Évidemment, le dîner de Beauvivier eût été raté sans ce dernier convive, que Wolff seul eût pu remplacer. Toutes les catégories d'influences par la plume étaient maintenant représentées à l'auge du nouveau satrape, depuis les mastodontes jusqu'aux acarus. Il ne restait plus qu'à se mettre à table.

LXI

La victuaille fut copieuse et d'une culinarité sublime. Pendant quelque temps, on n'entendit que le bruit des mandibules et de la vaisselle, accompagné, en dessous, du gargouillement hoqueté de la commençante déglutition des vieux. Une parlote susurrée ondulait vaguement autour de la table immense, préliminaire d'une conversation générale qui cherchait à se préciser. Des interjections brèves, des exclamations suspendues, de timides interrogats, de préhistoriques facéties et des calembours tertiaires, faufilaient peu à peu la rumeur joyeuse, en attendant qu'elle éclatât comme une fanfare, sous l'excitation des puissants vins.

Beauvivier, flanqué à sa droite de Marchenoir et tamponné à sa gauche de Chaudesaigues, s'efforçait, assez vainement, d'établir, à travers sa propre personne, un courant d'électricité cordiale entre ses deux voisins immédiats. Marchenoir, impraticable autant qu'un créneau couvert de givre, répondait, en mangeant, avec une concision boréale qui faisait tousser Chaudesaigues.

Néanmoins, Properce, aussi sagace que patient, calculait que l'anachorète finirait par s'allumer, comme un pyrophore, à l'oxygène ambiant de la sottise générale et qu'alors, il éructerait un de ces paradoxes véhéments dont on le savait coutumier, et dont la promesse, glissée sournoisement à quelques oreilles, faisait partie du menu de cet étonnant festin. Il avait même donné de machiavéliques instructions pour qu'on fût très attentif à ne pas le laisser expirer de soif …

Après pas mal de bourdonnement et d'incohérence de propos, la conversation finit par se fixer, à l'autre bout de la table, sur l'événement de la veille dont tous les journaux avaient retenti. Il s'agissait du duel, aussi malheureux que ridicule, d'un confrère catholique assez indépendant, par miracle, et assez courageux pour avoir écrit un livre contre la société juive, mais assez inconséquent pour avoir accepté de croiser le fer avec l'un des plus décriés représentants de cette vermine. Or, ce duel avait été des plus funestes. Le juif avait simplement assassiné le chrétien, aux applaudissements unanimes de la fripouille sémitique et la justice criminelle, pénétrée de respect pour cette potentate, n'avait pas informé contre l'assassin.

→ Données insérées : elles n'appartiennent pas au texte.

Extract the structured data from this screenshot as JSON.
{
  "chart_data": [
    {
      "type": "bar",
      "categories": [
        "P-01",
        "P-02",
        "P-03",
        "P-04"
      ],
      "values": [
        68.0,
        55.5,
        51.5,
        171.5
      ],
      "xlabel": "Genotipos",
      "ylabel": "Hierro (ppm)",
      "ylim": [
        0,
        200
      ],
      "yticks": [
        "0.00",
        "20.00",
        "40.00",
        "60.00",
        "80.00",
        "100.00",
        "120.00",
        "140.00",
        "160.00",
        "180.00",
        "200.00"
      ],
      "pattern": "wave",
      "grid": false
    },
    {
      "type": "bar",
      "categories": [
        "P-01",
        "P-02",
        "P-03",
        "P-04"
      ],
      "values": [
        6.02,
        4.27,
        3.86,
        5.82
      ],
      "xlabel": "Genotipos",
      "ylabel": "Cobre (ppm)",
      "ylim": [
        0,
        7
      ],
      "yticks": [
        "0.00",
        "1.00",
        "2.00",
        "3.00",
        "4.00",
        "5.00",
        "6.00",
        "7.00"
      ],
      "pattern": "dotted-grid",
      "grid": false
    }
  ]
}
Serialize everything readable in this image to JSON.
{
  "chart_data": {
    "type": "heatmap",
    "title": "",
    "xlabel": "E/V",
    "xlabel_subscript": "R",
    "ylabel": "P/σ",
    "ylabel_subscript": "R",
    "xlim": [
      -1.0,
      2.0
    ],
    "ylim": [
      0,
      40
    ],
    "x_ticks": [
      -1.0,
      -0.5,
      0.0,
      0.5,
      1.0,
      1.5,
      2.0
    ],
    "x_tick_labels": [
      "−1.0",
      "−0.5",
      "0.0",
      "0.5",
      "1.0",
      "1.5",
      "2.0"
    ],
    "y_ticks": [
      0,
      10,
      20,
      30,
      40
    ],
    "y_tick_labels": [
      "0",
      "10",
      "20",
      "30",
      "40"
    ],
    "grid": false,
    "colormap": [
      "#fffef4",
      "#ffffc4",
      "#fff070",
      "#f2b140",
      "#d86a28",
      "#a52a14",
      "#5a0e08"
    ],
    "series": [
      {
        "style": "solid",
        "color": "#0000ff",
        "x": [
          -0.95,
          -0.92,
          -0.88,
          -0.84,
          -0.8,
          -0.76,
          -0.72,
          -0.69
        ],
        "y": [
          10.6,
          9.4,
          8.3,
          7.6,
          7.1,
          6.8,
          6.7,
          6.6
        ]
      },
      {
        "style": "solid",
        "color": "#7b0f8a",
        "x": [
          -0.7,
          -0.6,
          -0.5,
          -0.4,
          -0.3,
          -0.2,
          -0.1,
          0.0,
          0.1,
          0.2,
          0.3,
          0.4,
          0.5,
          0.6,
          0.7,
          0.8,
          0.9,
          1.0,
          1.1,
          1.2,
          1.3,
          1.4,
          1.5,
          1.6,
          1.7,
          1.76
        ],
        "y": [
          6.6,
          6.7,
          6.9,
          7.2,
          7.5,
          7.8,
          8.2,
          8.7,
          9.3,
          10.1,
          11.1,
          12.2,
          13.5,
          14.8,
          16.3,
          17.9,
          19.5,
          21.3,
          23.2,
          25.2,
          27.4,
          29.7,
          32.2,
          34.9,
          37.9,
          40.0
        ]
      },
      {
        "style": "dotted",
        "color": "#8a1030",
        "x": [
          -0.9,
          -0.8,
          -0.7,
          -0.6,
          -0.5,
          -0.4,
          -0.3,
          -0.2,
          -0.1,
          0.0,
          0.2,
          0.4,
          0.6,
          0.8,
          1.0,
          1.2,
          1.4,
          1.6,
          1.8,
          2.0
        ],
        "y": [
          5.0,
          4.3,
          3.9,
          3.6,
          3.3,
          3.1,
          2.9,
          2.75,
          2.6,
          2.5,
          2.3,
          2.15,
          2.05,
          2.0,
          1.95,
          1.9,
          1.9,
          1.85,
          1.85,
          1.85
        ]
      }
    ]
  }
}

Il va sans dire que nul, parmi les convives, ne gémissait amèrement sur la victime. La plupart, subventionnés par la Synagogue ou valets de cœur de la haute société juive, auraient estimé de fort mauvais goût de s'attendrir sur le juste châtiment d'un énergumène qui avait poussé l'insolence jusqu'à compisser le Veau d'or. On ne pouvait pas exiger, par exemple, que des romanciers aussi domestiqués que Vaudoré ou Dulaurier, s'indignassent de ce qui faisait la joie de leurs maîtres.